Décor de la scène du rêve réalisé par S. Dali
The House Of Doctor Edwardes F.
Beeding (1926)
Musique : Miklos Rozsa
Spellbound ( 1945 ) A. Hitchcock
Lorsqu’en 1945 Alfred Hitchcock eut besoin
d’illustrer la séquence du rêve pour son film :
Spellbound ,il se tourne naturellement vers
Salvador Dali le surréaliste qui avait déjà collaboré
avec Bunuel pour Un chien andalou .Dali réalisa cinq peintures, une centaine s’esquisses et un décor
envahi d’yeux menaçants.
Spellbound est la seule musique que Rózsa écrivit pour Hitchcock qui, curieusement, ne l’appréciait pas outre mesure, ce qui d’ailleurs
n’empêcha pas le compositeur de recevoir, grâce à elle, son premier Oscar pour la meilleure partition originale en 1946 . Dans une interview
accordée à David Kraft en septembre 1982 – Soundtrack! n°3 – le compositeur confiait : « Hitchcock n’aimait pas ma partition pour
Spellbound. Mais j’en ai eu connaissance seulement bien des années plus tard. J’ai eu deux réunions avec lui. Lors de la première rencontre,
Hitchcock et Selznick m’ont indiqué qu’ils voulaient un grand thème d’amour et un son étrange pour la paranoïa. Aussi j’ai écrit un thème
d’amour et j’ai dit que je voulais employer le theremin. « Qu’est-ce que c’est ? Cela se mange-t-il ? » Non, cela se joue. « Et comment est le son ?

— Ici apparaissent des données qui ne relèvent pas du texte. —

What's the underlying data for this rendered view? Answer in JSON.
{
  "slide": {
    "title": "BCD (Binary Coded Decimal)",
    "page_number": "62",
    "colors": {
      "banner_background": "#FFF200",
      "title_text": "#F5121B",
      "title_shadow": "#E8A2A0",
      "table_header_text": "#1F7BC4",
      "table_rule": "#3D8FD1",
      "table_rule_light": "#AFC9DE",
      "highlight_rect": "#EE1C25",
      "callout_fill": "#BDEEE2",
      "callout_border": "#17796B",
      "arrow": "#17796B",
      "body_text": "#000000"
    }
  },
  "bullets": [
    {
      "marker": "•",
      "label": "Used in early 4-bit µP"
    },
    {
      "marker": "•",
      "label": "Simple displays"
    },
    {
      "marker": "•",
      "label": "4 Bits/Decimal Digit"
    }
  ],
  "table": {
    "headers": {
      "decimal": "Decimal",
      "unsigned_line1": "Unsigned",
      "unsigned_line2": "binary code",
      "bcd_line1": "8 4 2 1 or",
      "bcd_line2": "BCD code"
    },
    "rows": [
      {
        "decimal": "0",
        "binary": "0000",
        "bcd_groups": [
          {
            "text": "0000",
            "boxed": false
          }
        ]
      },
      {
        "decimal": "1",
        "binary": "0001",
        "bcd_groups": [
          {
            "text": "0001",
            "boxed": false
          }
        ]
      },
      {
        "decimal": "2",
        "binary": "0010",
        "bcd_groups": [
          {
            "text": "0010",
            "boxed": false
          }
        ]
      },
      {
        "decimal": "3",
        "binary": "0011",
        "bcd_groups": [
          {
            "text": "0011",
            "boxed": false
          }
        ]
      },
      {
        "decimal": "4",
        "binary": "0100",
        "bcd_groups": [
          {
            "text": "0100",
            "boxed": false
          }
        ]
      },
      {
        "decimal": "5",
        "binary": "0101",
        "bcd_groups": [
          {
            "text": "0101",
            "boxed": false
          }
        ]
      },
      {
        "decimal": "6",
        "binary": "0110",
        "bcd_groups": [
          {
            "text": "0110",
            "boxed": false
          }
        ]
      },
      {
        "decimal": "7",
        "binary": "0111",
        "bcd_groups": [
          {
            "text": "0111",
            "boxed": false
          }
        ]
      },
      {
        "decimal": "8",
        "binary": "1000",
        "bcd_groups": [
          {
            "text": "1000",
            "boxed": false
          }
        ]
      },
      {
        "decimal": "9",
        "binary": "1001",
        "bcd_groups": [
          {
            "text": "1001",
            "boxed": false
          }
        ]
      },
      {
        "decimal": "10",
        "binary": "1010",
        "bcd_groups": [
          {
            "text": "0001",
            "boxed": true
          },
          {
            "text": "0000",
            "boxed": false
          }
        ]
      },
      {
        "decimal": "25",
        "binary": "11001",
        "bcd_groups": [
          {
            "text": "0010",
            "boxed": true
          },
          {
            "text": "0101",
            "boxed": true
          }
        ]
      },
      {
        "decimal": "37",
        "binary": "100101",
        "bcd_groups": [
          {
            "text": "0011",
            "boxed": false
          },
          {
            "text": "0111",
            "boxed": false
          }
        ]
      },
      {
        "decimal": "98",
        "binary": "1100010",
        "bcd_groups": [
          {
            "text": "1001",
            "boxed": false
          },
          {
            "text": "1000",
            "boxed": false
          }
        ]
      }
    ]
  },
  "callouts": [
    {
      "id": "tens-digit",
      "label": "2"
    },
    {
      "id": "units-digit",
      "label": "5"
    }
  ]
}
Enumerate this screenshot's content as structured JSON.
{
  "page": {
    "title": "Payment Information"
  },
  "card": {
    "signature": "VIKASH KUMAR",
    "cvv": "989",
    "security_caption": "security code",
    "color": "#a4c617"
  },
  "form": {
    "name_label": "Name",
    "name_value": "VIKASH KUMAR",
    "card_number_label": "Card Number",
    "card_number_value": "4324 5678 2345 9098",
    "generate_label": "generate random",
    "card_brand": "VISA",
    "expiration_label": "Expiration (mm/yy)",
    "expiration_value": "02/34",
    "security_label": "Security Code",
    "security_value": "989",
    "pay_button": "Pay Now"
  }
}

» Ils n’ont pas été impressionnés. Selznick, qui était un homme très généreux, a dit : « O. K. Pourquoi n’écrivez-vous pas une scène et ne
l’enregistrez-vous pas ? Ainsi nous l’écouterions. Si nous l’aimons, parfait ; sinon, changez-la. » Ainsi j’ai obtenu un grand orchestre, une
scène d’environ trois minutes et demie fut enregistrée (c’était la scène du rasoir) et ce que j’ai su ensuite, c’est qu’ils ont voulu avoir le theremin
partout : au générique du début, dans la scène suivante… »
Constance, médecin dans un asile d'aliénés, tombe amoureuse du nouveau directeur. Cependant, elle s'aperçoit rapidement que l'homme qu'elle aime est
en réalité un malade mental qui se fait passer pour le docteur Edwards. Quand il prend conscience de son amnésie, il croit avoir tué le véritable docteur et s'enfuit de la clinique. Constance le retrouve et le cache chez son vieux
professeur qui va analyser les rêves du malade et trouver l'origine de son déséquilibre.